With all of that in mind, it’s no surprise that their latest album find them further honing the qualities that have brought them to where they are today. They’ve always been known for lush instrumentation, thoughtful song construction, technical precision, witty lyrics, and deeply layered instrumentation. Melodies seem to continually grow with repeated listens such that the band long ago developed a reputation for writing songs that slowly unfurl to reveal layer upon layer of subtle embellishment. That’s still true on Trouble Will Find Me. In fact, that may be more true here than ever before. The album’s first single “Demons” is a perfect example. It begins with a tight, steady drum rhythm, a gliding synth line, shadowy guitar riffs, and vocalist Matt Berninger’s sombre baritone. In usual The National fashion, Berninger is battling common feelings of helplessness, anxiety, and insecurity, so that on the bridge he wryly concludes that, “When I walk into a room I do not light it up. Fuck.” As it progresses, the tune builds in kinetic energy thanks to tense violin and rising synths and into an almost pastoral ambiance as Berninger tries to overcome his deficiencies through religion (“drink the blood and hang the palms on the door”), but on the chorus he admits that despite his efforts to rise above it, “I stay down / with my demons.” It’s beautifully elegant piece of elaborate pop-noir.

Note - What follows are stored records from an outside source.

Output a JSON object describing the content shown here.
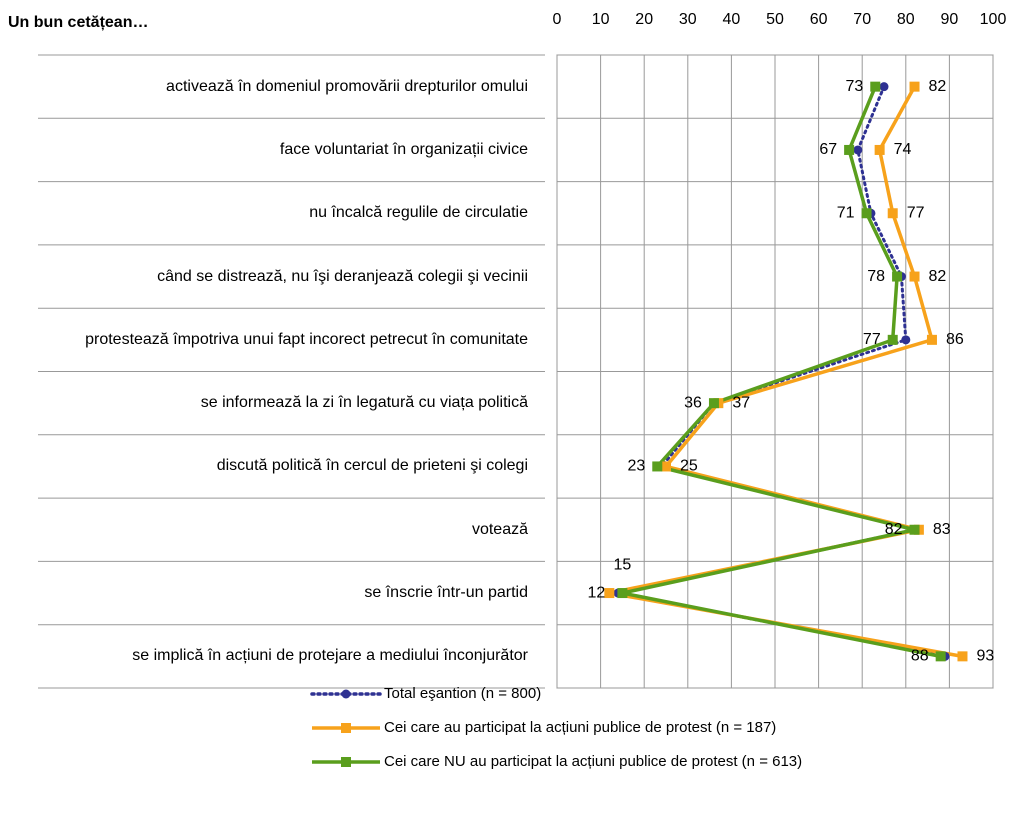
{
  "chart_data": {
    "type": "line",
    "orientation": "horizontal",
    "title": "Un  bun cetățean…",
    "categories": [
      "activează în domeniul promovării drepturilor omului",
      "face voluntariat în organizații civice",
      "nu încalcă regulile de circulatie",
      "când se distrează, nu îşi deranjează colegii şi vecinii",
      "protestează împotriva unui fapt incorect petrecut în comunitate",
      "se informează la zi  în legatură cu viața politică",
      "discută politică în cercul de prieteni şi colegi",
      "votează",
      "se înscrie într-un partid",
      "se implică în acțiuni de protejare a mediului înconjurător"
    ],
    "series": [
      {
        "name": "Total eşantion  (n = 800)",
        "color": "#2e3192",
        "marker": "circle",
        "dash": "dotted",
        "labels": false,
        "values": [
          75,
          69,
          72,
          79,
          80,
          36,
          24,
          82,
          14,
          89
        ]
      },
      {
        "name": "Cei care au participat la acțiuni publice de protest (n = 187)",
        "color": "#f7a21b",
        "marker": "square",
        "labels": true,
        "values": [
          82,
          74,
          77,
          82,
          86,
          37,
          25,
          83,
          12,
          93
        ]
      },
      {
        "name": "Cei care NU au participat la acțiuni publice de protest (n = 613)",
        "color": "#5a9e1d",
        "marker": "square",
        "labels": true,
        "values": [
          73,
          67,
          71,
          78,
          77,
          36,
          23,
          82,
          15,
          88
        ]
      }
    ],
    "xlim": [
      0,
      100
    ],
    "xticks": [
      0,
      10,
      20,
      30,
      40,
      50,
      60,
      70,
      80,
      90,
      100
    ],
    "grid": true,
    "legend": "bottom"
  }
}
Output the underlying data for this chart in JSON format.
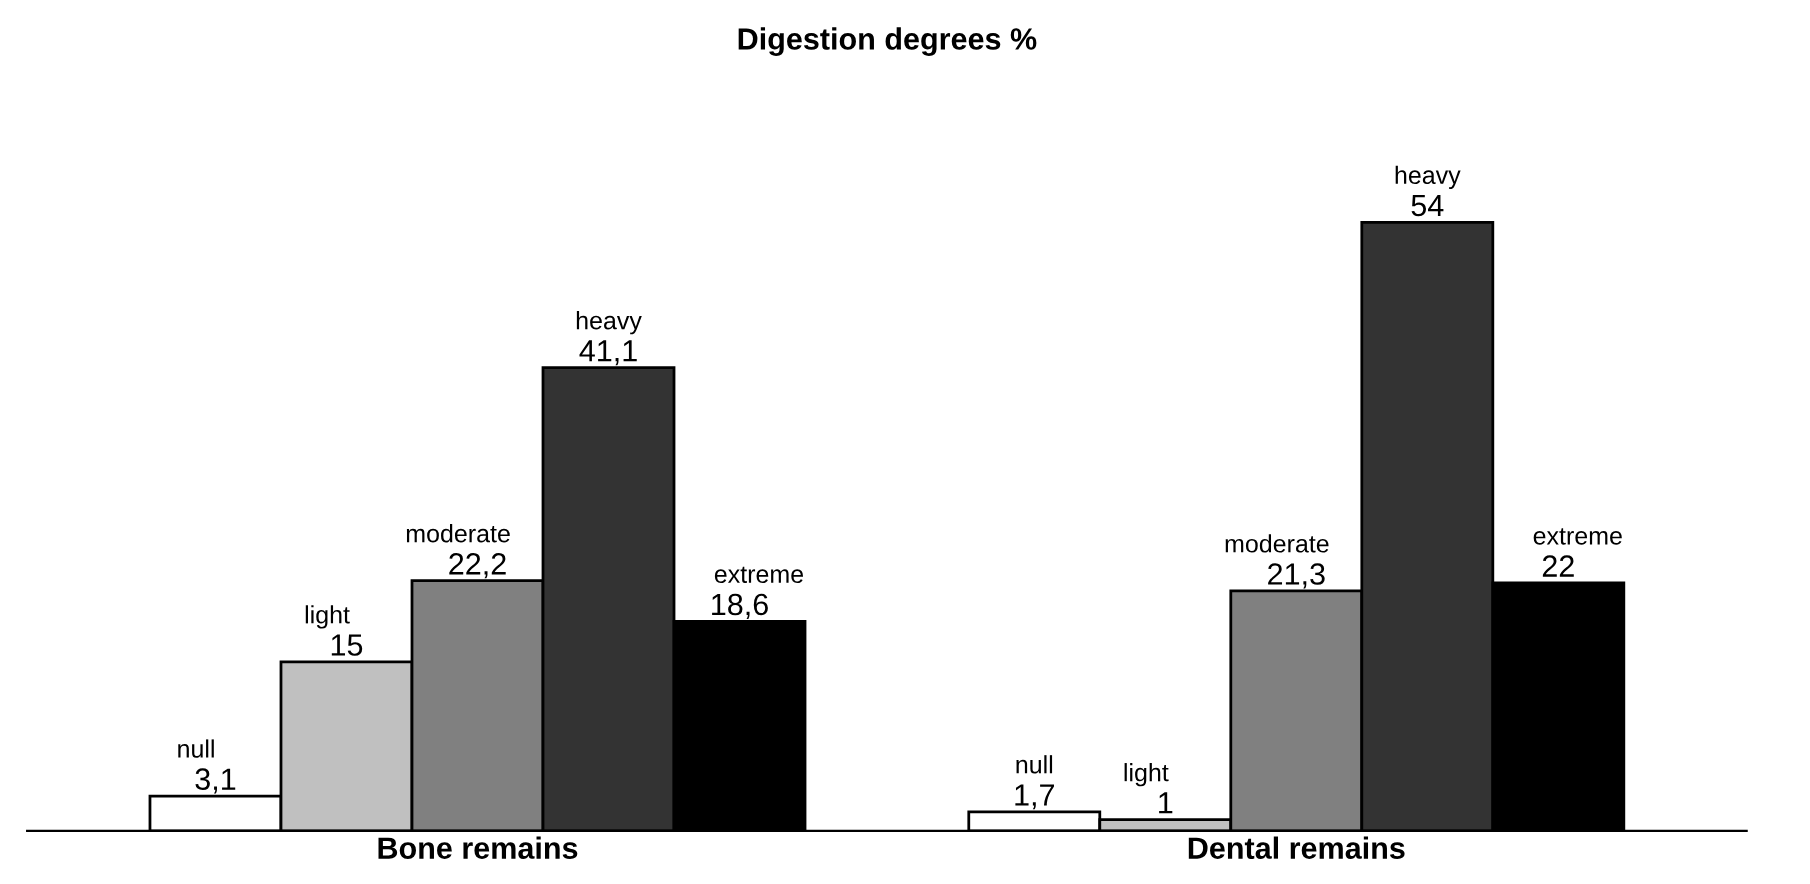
{
  "chart_data": {
    "type": "bar",
    "title": "Digestion degrees %",
    "categories": [
      "Bone remains",
      "Dental remains"
    ],
    "series": [
      {
        "name": "null",
        "color": "#ffffff",
        "values": [
          3.1,
          1.7
        ],
        "value_labels": [
          "3,1",
          "1,7"
        ]
      },
      {
        "name": "light",
        "color": "#c0c0c0",
        "values": [
          15,
          1
        ],
        "value_labels": [
          "15",
          "1"
        ]
      },
      {
        "name": "moderate",
        "color": "#808080",
        "values": [
          22.2,
          21.3
        ],
        "value_labels": [
          "22,2",
          "21,3"
        ]
      },
      {
        "name": "heavy",
        "color": "#333333",
        "values": [
          41.1,
          54
        ],
        "value_labels": [
          "41,1",
          "54"
        ]
      },
      {
        "name": "extreme",
        "color": "#000000",
        "values": [
          18.6,
          22
        ],
        "value_labels": [
          "18,6",
          "22"
        ]
      }
    ],
    "tick_labels": "x",
    "grid": false,
    "legend": false
  }
}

The rest of the album follows suit. The relatively more restrained cut “Don’t Swallow The Cap” builds upon a chugging beat and tense violin as Berninger steadily intones, “I’m not alone. I’ll never be. Into the bone. I’ll never grieve. And if you want to see me cry. Play Let It Be or Nevermind.” Not only does the track reference classic LPs by The Beatles and Nirvana, the lyrics and title are also indirectly self-referential in that they reference the cause of death of Tennessee Williams who chocked to death on a plastic cap (fans will recall that the band previously referenced Williams on “City Middle” when Berninger sings, “I think I’m like Tennessee Williams. I wait for the click, but it doesn’t kick in”).
Despite the admitted melancholy and insecure nature of the band’s lyrics, for me, The National’s records are the musical equivalent of good quality comfort food. They are sonically warm, musically satisfying, and (because Berninger’s lyrics are somewhat relatable) emotionally comforting. But, clearly, their records aren’t processed or sugary. Just the opposite in fact, they are thoughtfully produced and carefully crafted. For that reason, I think this album pairs well with Kasey’s recipe for Spaghetti with Parsley Pesto. It’s a toothsome recipe that’s surprising and yet warming. A great choice for a night in with a loved one or just to treat yourself. Just pour yourself a glass of red wine and throw Trouble Will Find Me on the record player.